Green City projects range from small community initiatives to high profile ambitious projects. The 202020 programme of Australia celebrates each individual contribution to collectively achieve a goal of 20% more green space by 2020. The grand new design for the extension of Changi airport in Singapore uses plants and themed gardens to provide passengers in transit with a restorative experience. Seasonal displays of living green run parallel with other sustainable initiatives such as reduced energy use and recycling.

The urban forest and ambitious tree planting projects continue to inspire, particularly in densely populated cities. Japan is holding an international symposium on urban forests, with high-powered speakers in Tokyo, Fukuoka and Osaka in May 2019. In China, the Forest City programme will plant millions of trees to tackle the problem of air pollution. This ambitious project hopes to serve as an example of how to build sustainable cities that provide clean air and also support biodiversity.

Green City developments have an important role to play in celebrating cultural connections that are essential to providing a sense of place. The Hellenic Garden in Amaroussion, Greece, displays native plants, and showcases how they can be used in designed landscapes. The garden, which is part of a European Commission LIFE project, highlights the function of Hellenic Flora in delivering a self-sufficient, sustainable garden, that uses natural materials and incorporates water-wise principles, some elements of which were displayed in the Hellenic Garden at Taipei Flora Expo 2010.

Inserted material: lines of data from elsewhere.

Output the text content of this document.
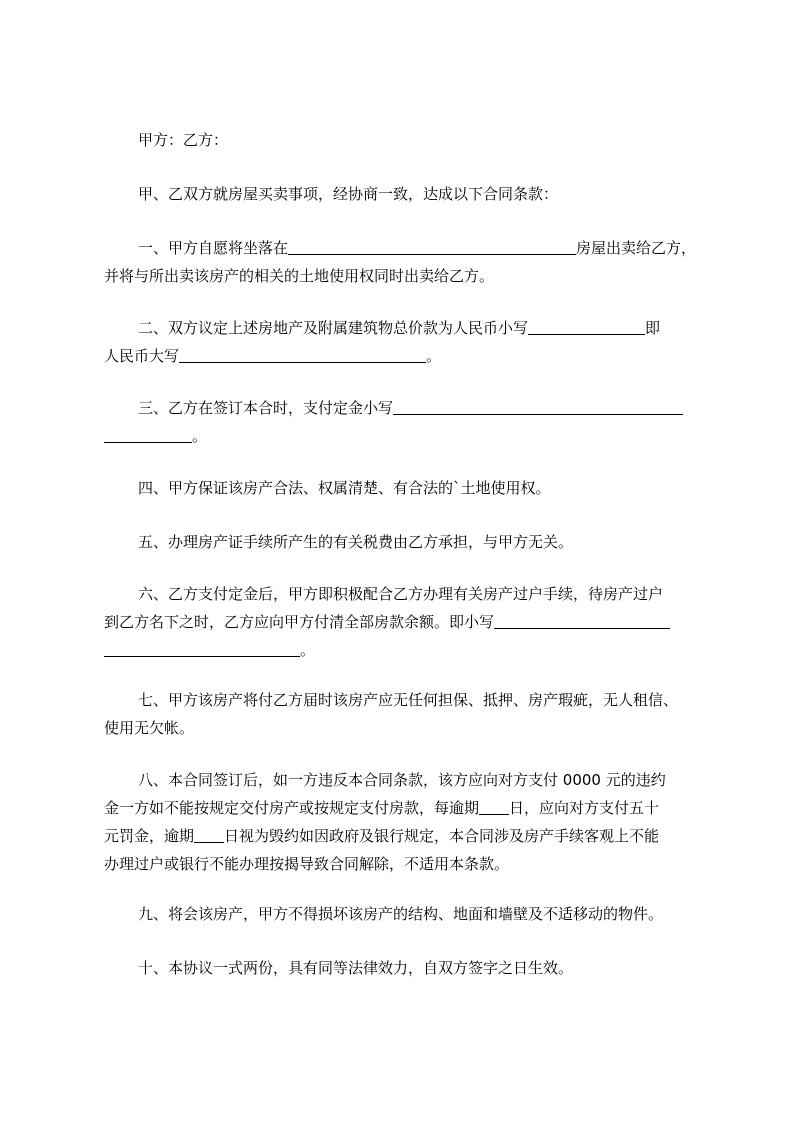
甲方：乙方：

甲、乙双方就房屋买卖事项，经协商一致，达成以下合同条款：

一、甲方自愿将坐落在	房屋出卖给乙方，
并将与所出卖该房产的相关的土地使用权同时出卖给乙方。

二、双方议定上述房地产及附属建筑物总价款为人民币小写	即
人民币大写	。

三、乙方在签订本合时，支付定金小写
。

四、甲方保证该房产合法、权属清楚、有合法的`土地使用权。

五、办理房产证手续所产生的有关税费由乙方承担，与甲方无关。

六、乙方支付定金后，甲方即积极配合乙方办理有关房产过户手续，待房产过户
到乙方名下之时，乙方应向甲方付清全部房款余额。即小写
。

七、甲方该房产将付乙方届时该房产应无任何担保、抵押、房产瑕疵，无人租信、
使用无欠帐。

八、本合同签订后，如一方违反本合同条款，该方应向对方支付 0000 元的违约
金一方如不能按规定交付房产或按规定支付房款，每逾期 日，应向对方支付五十
元罚金，逾期 日视为毁约如因政府及银行规定，本合同涉及房产手续客观上不能
办理过户或银行不能办理按揭导致合同解除，不适用本条款。

九、将会该房产，甲方不得损坏该房产的结构、地面和墙壁及不适移动的物件。

十、本协议一式两份，具有同等法律效力，自双方签字之日生效。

The Euroflora Expo 2018 in Genoa, supported by ANVE, illustrated the Green City principles in display gardens of Mediterranean plants. Meeting broader concepts of environmental sustainability, it was only possible to arrive at the expo by public transport, with train being the easiest and preferred option.

Furthering the global AIPH Green City imperative requires strategies that focus on influencing the influencers. One of the goals of the Green Agenda programme in the Netherlands, a collaborative effort involving Royal FloraHolland, is to improve the awareness of the positive effects of greenery in different urban environments through publication of concise information leaflets that present the science behind these benefits and their practical application. Informed decision makers have more confidence to implement change. In Canada, regular meetings are held between horticultural producers and government officials to negotiate changes in policy that increase living green in cities. Canadian Nursery Landscape Association, CNLA, held a summit with their members to identify key priority messages to take to ministers. In 2018 these priorities were: environment and climate change; health, heritage, public services, and infrastructure and communities.

The Green City report from France presented a number of public relations events and tools to bring attention to Green City innovations and develop-ments. In the UK, collaboration with the Town and Country Planners Association, TCPA, enabled the Horticultural Trades Association to present a balanced perspective to parliament at an event planned to raise awareness about the benefits of green infrastructure and the positive impact it can have with regard to health and wellbeing.

The next AIPH Green City reports will be presented at the AIPH Green City Conference taking place in September as part of the AIPH Annual Congress in Beijing, China.